Compute Needs Estimator

A guided estimator grounded in documented formulas, benchmark-informed assumptions, and hardware specifications to translate your research plans into credible GPU-hour requests for HPC clusters like Jean Zay. It is based on transparent heuristics and provides estimates and justifications to be reused directly or in combination with other MINERVA resources.

Benchmarks

An initiative to evaluate and compare Artificial Intelligence workloads across European supercomputers. The repository aims to provide a transparent, standardized, and reproducible framework for assessing high-performance computing (HPC) systems used in large-scale AI applications. 
The benchmarks are conducted across leading European systems such as MareNostrum5, Leonardo, and LUMI among others. Each benchmark captures detailed performance, scaling, and efficiency metrics under various hardware configurations and workload types. 

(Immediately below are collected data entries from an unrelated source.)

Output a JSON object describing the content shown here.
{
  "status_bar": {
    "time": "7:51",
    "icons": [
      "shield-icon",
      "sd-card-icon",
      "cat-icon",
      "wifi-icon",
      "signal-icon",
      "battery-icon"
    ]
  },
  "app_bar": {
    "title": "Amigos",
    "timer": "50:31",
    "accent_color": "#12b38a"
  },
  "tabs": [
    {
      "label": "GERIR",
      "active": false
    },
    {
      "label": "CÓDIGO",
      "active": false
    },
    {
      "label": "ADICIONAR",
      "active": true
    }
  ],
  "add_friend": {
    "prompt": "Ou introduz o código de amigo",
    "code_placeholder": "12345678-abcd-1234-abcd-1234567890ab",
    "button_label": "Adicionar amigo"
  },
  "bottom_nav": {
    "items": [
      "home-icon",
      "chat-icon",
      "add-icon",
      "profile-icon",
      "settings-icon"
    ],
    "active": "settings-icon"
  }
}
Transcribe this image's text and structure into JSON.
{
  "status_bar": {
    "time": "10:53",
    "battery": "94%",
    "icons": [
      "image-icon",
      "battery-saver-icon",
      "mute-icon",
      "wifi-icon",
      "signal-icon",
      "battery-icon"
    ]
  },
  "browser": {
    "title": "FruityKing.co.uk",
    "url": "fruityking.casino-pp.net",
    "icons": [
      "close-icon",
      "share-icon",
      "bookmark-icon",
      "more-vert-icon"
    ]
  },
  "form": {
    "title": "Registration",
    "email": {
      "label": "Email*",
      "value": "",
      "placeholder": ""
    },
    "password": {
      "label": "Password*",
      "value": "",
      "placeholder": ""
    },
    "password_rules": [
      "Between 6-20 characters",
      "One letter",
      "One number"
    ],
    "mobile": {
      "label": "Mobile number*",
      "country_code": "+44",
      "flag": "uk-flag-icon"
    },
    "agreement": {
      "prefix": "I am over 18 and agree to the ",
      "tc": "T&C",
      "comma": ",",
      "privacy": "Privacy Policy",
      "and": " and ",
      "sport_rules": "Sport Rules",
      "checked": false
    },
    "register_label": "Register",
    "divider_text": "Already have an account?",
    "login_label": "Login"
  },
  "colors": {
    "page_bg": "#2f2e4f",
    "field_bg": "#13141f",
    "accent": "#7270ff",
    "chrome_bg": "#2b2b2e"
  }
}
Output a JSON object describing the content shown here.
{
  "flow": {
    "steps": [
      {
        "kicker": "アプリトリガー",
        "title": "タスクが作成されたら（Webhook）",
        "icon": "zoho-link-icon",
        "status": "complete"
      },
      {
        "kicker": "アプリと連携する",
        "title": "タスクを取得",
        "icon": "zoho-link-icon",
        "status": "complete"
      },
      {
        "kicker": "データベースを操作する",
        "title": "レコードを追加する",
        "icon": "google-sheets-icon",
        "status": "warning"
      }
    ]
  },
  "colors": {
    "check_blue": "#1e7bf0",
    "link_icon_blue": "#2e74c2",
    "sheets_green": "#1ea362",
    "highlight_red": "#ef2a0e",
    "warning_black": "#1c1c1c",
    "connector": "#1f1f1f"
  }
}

Dataset and Model Catalogue

This catalogue provides an overview of the datasets and open-source large machine learning (ML) and artificial intelligence (AI) models currently available across the MINERVA computing infrastructure. It serves as a central access point for researchers and developers to discover, evaluate, and utilize resources hosted on the participating HPC clusters, facilitating resource discovery and reuse.